Fino al cattolicesimo, che se la cava egregiamente, per quanto minato sia dal liberalismo dell’ultramodernità e secondariamente dal dialogo, che tenta di accordare: in Corea del Sud, si registra un aumento del 50% nel numero dei cattolici tra il 1999 ed il 2018. E la Corea del Nord rafforza «in negativo» tale dato nella misura in cui è in testa alla lista sinistra dei Paesi, che perseguitano il cristianesimo con incarcerazioni, torture ed esecuzioni. A livello mondiale, le statistiche parlano di oltre 360 milioni di cristiani perseguitati, cifra che non cessa di aumentare: 1 cristiano su 7 viene perseguitato nel mondo in generale, 1 su 5 in Africa, 2 su 5 in Asia e nel Medio Oriente, dove la persecuzione è tale da far scomparire il cristianesimo dalle terre in cui è nato. E presto in Europa? In Europa già ora, a causa dell’emarginazione aggressiva, della dittatura delle ideologie dominanti, delle aggressioni e delle profanazioni[12]. Come all’inizio, il carattere assoluto del cattolicesimo s’afferma nella sofferenza e nel sangue della truppa innumerevole di martiri, che entrano nella gloria celeste.
Don Claude Barthe
[1] Parigi, Nouvelle Librairie nationale.
[2] «La Chiesacattolica nulla rigetta di quanto sia vero e santo in queste religioni. Essa considera con sincero rispetto quei modi di agire e di vivere, quei precetti e quelle dottrine [il corsivo è nostro] che, quantunque in molti punti differiscano da quanto essa stessa crede e propone, tuttavia non raramente riflettono un raggio di quella verità, che illumina tutti gli uomini. Tuttavia essa annuncia ed è tenuta ad annunciare il Cristo, che è “via, verità e vita” (Gv 14, 6), in cui gli uomini devono trovare la pienezza della vita religiosa e in cui Dio ha riconciliato con sé stesso tutte le cose» (Nostra Ætate,n. 2).
[3] «Le christianisme et les religions» [«Il cristianesimo e le religioni»], 1997, n. 81.
[4] Redemptoris missio, n. 55.
[5] Dominus Jesus, n. 8.
[6] «Dai tempi più antichi fino ad oggi presso i vari popoli si trova una certa sensibilità a quella forza arcana che è presente al corso delle cose e gli avvenimenti della vita umana ed anzi talvolta vi riconosce la Divinità suprema o il Padre. Questa sensibilità e questa conoscenza compenetrano la vita in un intimo senso religioso. Quanto alle religioni legate al progresso della cultura, esse si sforzano di rispondere alle stesse questioni con nozioni più raffinate e con un linguaggio più elaborato» (Nostra Ætate, n. 2).

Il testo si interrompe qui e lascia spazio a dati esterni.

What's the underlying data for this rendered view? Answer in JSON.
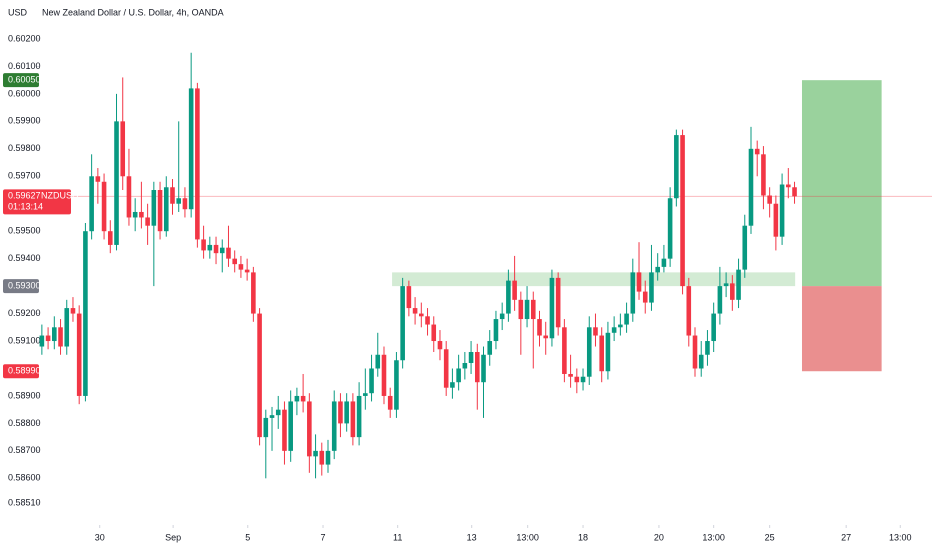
{
  "chart_data": {
    "type": "candlestick",
    "currency": "USD",
    "title": "New Zealand Dollar / U.S. Dollar, 4h, OANDA",
    "up_color": "#089981",
    "down_color": "#f23645",
    "ylim": [
      0.5843,
      0.6024
    ],
    "xlim": [
      -0.3,
      143.1
    ],
    "yticks": [
      {
        "value": 0.602,
        "label": "0.60200"
      },
      {
        "value": 0.601,
        "label": "0.60100"
      },
      {
        "value": 0.6,
        "label": "0.60000"
      },
      {
        "value": 0.599,
        "label": "0.59900"
      },
      {
        "value": 0.598,
        "label": "0.59800"
      },
      {
        "value": 0.597,
        "label": "0.59700"
      },
      {
        "value": 0.595,
        "label": "0.59500"
      },
      {
        "value": 0.594,
        "label": "0.59400"
      },
      {
        "value": 0.592,
        "label": "0.59200"
      },
      {
        "value": 0.591,
        "label": "0.59100"
      },
      {
        "value": 0.589,
        "label": "0.58900"
      },
      {
        "value": 0.588,
        "label": "0.58800"
      },
      {
        "value": 0.587,
        "label": "0.58700"
      },
      {
        "value": 0.586,
        "label": "0.58600"
      },
      {
        "value": 0.5851,
        "label": "0.58510"
      }
    ],
    "xticks": [
      {
        "value": 9.3,
        "label": "30"
      },
      {
        "value": 21.1,
        "label": "Sep"
      },
      {
        "value": 33.1,
        "label": "5"
      },
      {
        "value": 45.2,
        "label": "7"
      },
      {
        "value": 57.2,
        "label": "11"
      },
      {
        "value": 69.1,
        "label": "13"
      },
      {
        "value": 78.1,
        "label": "13:00"
      },
      {
        "value": 87,
        "label": "18"
      },
      {
        "value": 99.2,
        "label": "20"
      },
      {
        "value": 108,
        "label": "13:00"
      },
      {
        "value": 117,
        "label": "25"
      },
      {
        "value": 129.3,
        "label": "27"
      },
      {
        "value": 138,
        "label": "13:00"
      }
    ],
    "price_labels": [
      {
        "value": 0.6005,
        "label": "0.60050",
        "color": "#2e7d32"
      },
      {
        "value": 0.593,
        "label": "0.59300",
        "color": "#787b86"
      },
      {
        "value": 0.5899,
        "label": "0.58990",
        "color": "#f23645"
      }
    ],
    "last_price": {
      "value": 0.59627,
      "label": "0.59627",
      "symbol": "NZDUSD",
      "countdown": "01:13:14",
      "color": "#f23645"
    },
    "zone": {
      "low": 0.593,
      "high": 0.5935,
      "start": 56.3,
      "end": 121.1,
      "color": "#c8e6c9"
    },
    "position": {
      "entry": 0.593,
      "target": 0.6005,
      "stop": 0.5899,
      "start": 122.2,
      "end": 135,
      "profit_color": "#81c784",
      "loss_color": "#e57373"
    },
    "candles": [
      [
        0.5908,
        0.5916,
        0.5905,
        0.5912
      ],
      [
        0.5912,
        0.5915,
        0.5907,
        0.591
      ],
      [
        0.591,
        0.5919,
        0.5907,
        0.5915
      ],
      [
        0.5915,
        0.5918,
        0.5905,
        0.5908
      ],
      [
        0.5908,
        0.5925,
        0.5905,
        0.5922
      ],
      [
        0.5922,
        0.5926,
        0.5917,
        0.592
      ],
      [
        0.592,
        0.5923,
        0.5887,
        0.589
      ],
      [
        0.589,
        0.5953,
        0.5888,
        0.595
      ],
      [
        0.595,
        0.5978,
        0.5947,
        0.597
      ],
      [
        0.597,
        0.5973,
        0.596,
        0.5968
      ],
      [
        0.5968,
        0.5971,
        0.5947,
        0.595
      ],
      [
        0.595,
        0.5954,
        0.5942,
        0.5945
      ],
      [
        0.5945,
        0.6,
        0.5943,
        0.599
      ],
      [
        0.599,
        0.6006,
        0.5965,
        0.597
      ],
      [
        0.597,
        0.598,
        0.5952,
        0.5955
      ],
      [
        0.5955,
        0.5962,
        0.595,
        0.5957
      ],
      [
        0.5957,
        0.5968,
        0.5951,
        0.5955
      ],
      [
        0.5955,
        0.596,
        0.5945,
        0.5952
      ],
      [
        0.5952,
        0.5968,
        0.593,
        0.5965
      ],
      [
        0.5965,
        0.5968,
        0.5947,
        0.595
      ],
      [
        0.595,
        0.597,
        0.5948,
        0.5966
      ],
      [
        0.5966,
        0.5969,
        0.5956,
        0.596
      ],
      [
        0.596,
        0.599,
        0.5957,
        0.5962
      ],
      [
        0.5962,
        0.5966,
        0.5955,
        0.5958
      ],
      [
        0.5958,
        0.6015,
        0.5955,
        0.6002
      ],
      [
        0.6002,
        0.6004,
        0.5944,
        0.5947
      ],
      [
        0.5947,
        0.5952,
        0.594,
        0.5943
      ],
      [
        0.5943,
        0.5948,
        0.594,
        0.5945
      ],
      [
        0.5945,
        0.5948,
        0.5938,
        0.5942
      ],
      [
        0.5942,
        0.5947,
        0.5935,
        0.5944
      ],
      [
        0.5944,
        0.5952,
        0.5937,
        0.594
      ],
      [
        0.594,
        0.5943,
        0.5935,
        0.5938
      ],
      [
        0.5938,
        0.5941,
        0.5933,
        0.5936
      ],
      [
        0.5936,
        0.594,
        0.5932,
        0.5935
      ],
      [
        0.5935,
        0.5937,
        0.5917,
        0.592
      ],
      [
        0.592,
        0.5922,
        0.5872,
        0.5875
      ],
      [
        0.5875,
        0.5885,
        0.586,
        0.5882
      ],
      [
        0.5882,
        0.5886,
        0.587,
        0.5883
      ],
      [
        0.5883,
        0.589,
        0.5878,
        0.5885
      ],
      [
        0.5885,
        0.5888,
        0.5865,
        0.587
      ],
      [
        0.587,
        0.5892,
        0.5866,
        0.5888
      ],
      [
        0.5888,
        0.5893,
        0.5883,
        0.589
      ],
      [
        0.589,
        0.5898,
        0.5884,
        0.5888
      ],
      [
        0.5888,
        0.5891,
        0.5862,
        0.5868
      ],
      [
        0.5868,
        0.5876,
        0.586,
        0.587
      ],
      [
        0.587,
        0.5873,
        0.5861,
        0.5865
      ],
      [
        0.5865,
        0.5874,
        0.5862,
        0.587
      ],
      [
        0.587,
        0.5892,
        0.5867,
        0.5888
      ],
      [
        0.5888,
        0.5891,
        0.5875,
        0.588
      ],
      [
        0.588,
        0.5891,
        0.5877,
        0.5888
      ],
      [
        0.5888,
        0.5891,
        0.5872,
        0.5875
      ],
      [
        0.5875,
        0.5895,
        0.5872,
        0.589
      ],
      [
        0.589,
        0.59,
        0.5885,
        0.5891
      ],
      [
        0.5891,
        0.5905,
        0.5888,
        0.59
      ],
      [
        0.59,
        0.5913,
        0.5897,
        0.5905
      ],
      [
        0.5905,
        0.5908,
        0.5887,
        0.589
      ],
      [
        0.589,
        0.5893,
        0.5882,
        0.5885
      ],
      [
        0.5885,
        0.5906,
        0.5882,
        0.5903
      ],
      [
        0.5903,
        0.5933,
        0.59,
        0.593
      ],
      [
        0.593,
        0.5932,
        0.5919,
        0.5922
      ],
      [
        0.5922,
        0.5926,
        0.5916,
        0.592
      ],
      [
        0.592,
        0.5924,
        0.5915,
        0.5919
      ],
      [
        0.5919,
        0.5922,
        0.5912,
        0.5916
      ],
      [
        0.5916,
        0.5919,
        0.5906,
        0.591
      ],
      [
        0.591,
        0.5914,
        0.5903,
        0.5907
      ],
      [
        0.5907,
        0.591,
        0.589,
        0.5893
      ],
      [
        0.5893,
        0.59,
        0.5889,
        0.5895
      ],
      [
        0.5895,
        0.5905,
        0.5892,
        0.59
      ],
      [
        0.59,
        0.5906,
        0.5896,
        0.5902
      ],
      [
        0.5902,
        0.591,
        0.5898,
        0.5906
      ],
      [
        0.5906,
        0.5909,
        0.5885,
        0.5895
      ],
      [
        0.5895,
        0.5908,
        0.5882,
        0.5905
      ],
      [
        0.5905,
        0.5914,
        0.5901,
        0.591
      ],
      [
        0.591,
        0.5921,
        0.5907,
        0.5918
      ],
      [
        0.5918,
        0.5924,
        0.5914,
        0.592
      ],
      [
        0.592,
        0.5936,
        0.5917,
        0.5932
      ],
      [
        0.5932,
        0.5941,
        0.5921,
        0.5925
      ],
      [
        0.5925,
        0.5928,
        0.5905,
        0.5918
      ],
      [
        0.5918,
        0.593,
        0.5915,
        0.5925
      ],
      [
        0.5925,
        0.5928,
        0.59,
        0.5918
      ],
      [
        0.5918,
        0.5921,
        0.5908,
        0.5912
      ],
      [
        0.5912,
        0.5917,
        0.5905,
        0.5911
      ],
      [
        0.5911,
        0.5936,
        0.5908,
        0.5933
      ],
      [
        0.5933,
        0.5935,
        0.5912,
        0.5915
      ],
      [
        0.5915,
        0.5918,
        0.5895,
        0.5898
      ],
      [
        0.5898,
        0.5905,
        0.5893,
        0.5897
      ],
      [
        0.5897,
        0.59,
        0.5891,
        0.5895
      ],
      [
        0.5895,
        0.59,
        0.5892,
        0.5897
      ],
      [
        0.5897,
        0.5919,
        0.5894,
        0.5915
      ],
      [
        0.5915,
        0.592,
        0.5908,
        0.5912
      ],
      [
        0.5912,
        0.5915,
        0.5895,
        0.5899
      ],
      [
        0.5899,
        0.5917,
        0.5896,
        0.5913
      ],
      [
        0.5913,
        0.5919,
        0.591,
        0.5915
      ],
      [
        0.5915,
        0.592,
        0.5912,
        0.5916
      ],
      [
        0.5916,
        0.5924,
        0.5913,
        0.592
      ],
      [
        0.592,
        0.594,
        0.5917,
        0.5935
      ],
      [
        0.5935,
        0.5946,
        0.5925,
        0.5928
      ],
      [
        0.5928,
        0.5932,
        0.592,
        0.5924
      ],
      [
        0.5924,
        0.5945,
        0.5921,
        0.5935
      ],
      [
        0.5935,
        0.5942,
        0.5932,
        0.5937
      ],
      [
        0.5937,
        0.5945,
        0.5935,
        0.594
      ],
      [
        0.594,
        0.5966,
        0.5937,
        0.5962
      ],
      [
        0.5962,
        0.5987,
        0.5959,
        0.5985
      ],
      [
        0.5985,
        0.5987,
        0.5927,
        0.593
      ],
      [
        0.593,
        0.5933,
        0.5908,
        0.5912
      ],
      [
        0.5912,
        0.5915,
        0.5897,
        0.59
      ],
      [
        0.59,
        0.591,
        0.5897,
        0.5905
      ],
      [
        0.5905,
        0.5914,
        0.5901,
        0.591
      ],
      [
        0.591,
        0.5924,
        0.5906,
        0.592
      ],
      [
        0.592,
        0.5937,
        0.5916,
        0.593
      ],
      [
        0.593,
        0.5935,
        0.5926,
        0.5931
      ],
      [
        0.5931,
        0.5934,
        0.5921,
        0.5925
      ],
      [
        0.5925,
        0.594,
        0.5922,
        0.5936
      ],
      [
        0.5936,
        0.5956,
        0.5933,
        0.5952
      ],
      [
        0.5952,
        0.5988,
        0.5949,
        0.598
      ],
      [
        0.598,
        0.5983,
        0.597,
        0.5978
      ],
      [
        0.5978,
        0.5981,
        0.5958,
        0.5963
      ],
      [
        0.5963,
        0.5966,
        0.5955,
        0.596
      ],
      [
        0.596,
        0.5963,
        0.5943,
        0.5948
      ],
      [
        0.5948,
        0.5971,
        0.5945,
        0.5967
      ],
      [
        0.5967,
        0.5973,
        0.5962,
        0.5966
      ],
      [
        0.5966,
        0.5968,
        0.596,
        0.59627
      ]
    ]
  }
}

[7] Cfr. Jean-Claude Basset, «Les chrétiens face à la diversité religieuse» [«I cristiani di fronte alla diversità religiosa»] in Les chrétiems et la diversité religieuse. Les voies de l’ouverture et de la rencontre [I cristiani e la diversità religiosa. Le strade dell’apertura e dell’incontro], Jean-Claude Basset e Samuel Désiré Johnson (con la direzione di), Karthala, 2011.
[8] Moschea Istiqlal, Giacarta, 5 settembre 2024.
[9] In Les chrétiens et la diversité religieuse, op. cit.
[10] Remi Chéno, Dieu au pluriel. Penser les religions [Dio al plurale. Pensare le religioni], Cerf, 2017.
[11] Claude Meyer, Le renouveau éclatant du spirituel en Chine. Renaissance des religions, répression du Parti [La brillante rinascita dello spirituale in Cina. Rinascita delle religioni, repressione del Partito], Bayard, 2021.
[12] Marc Eynaud, Qui en veut aux catholiques? [Chi dà la colpa ai cattolici?], Artège, 2022.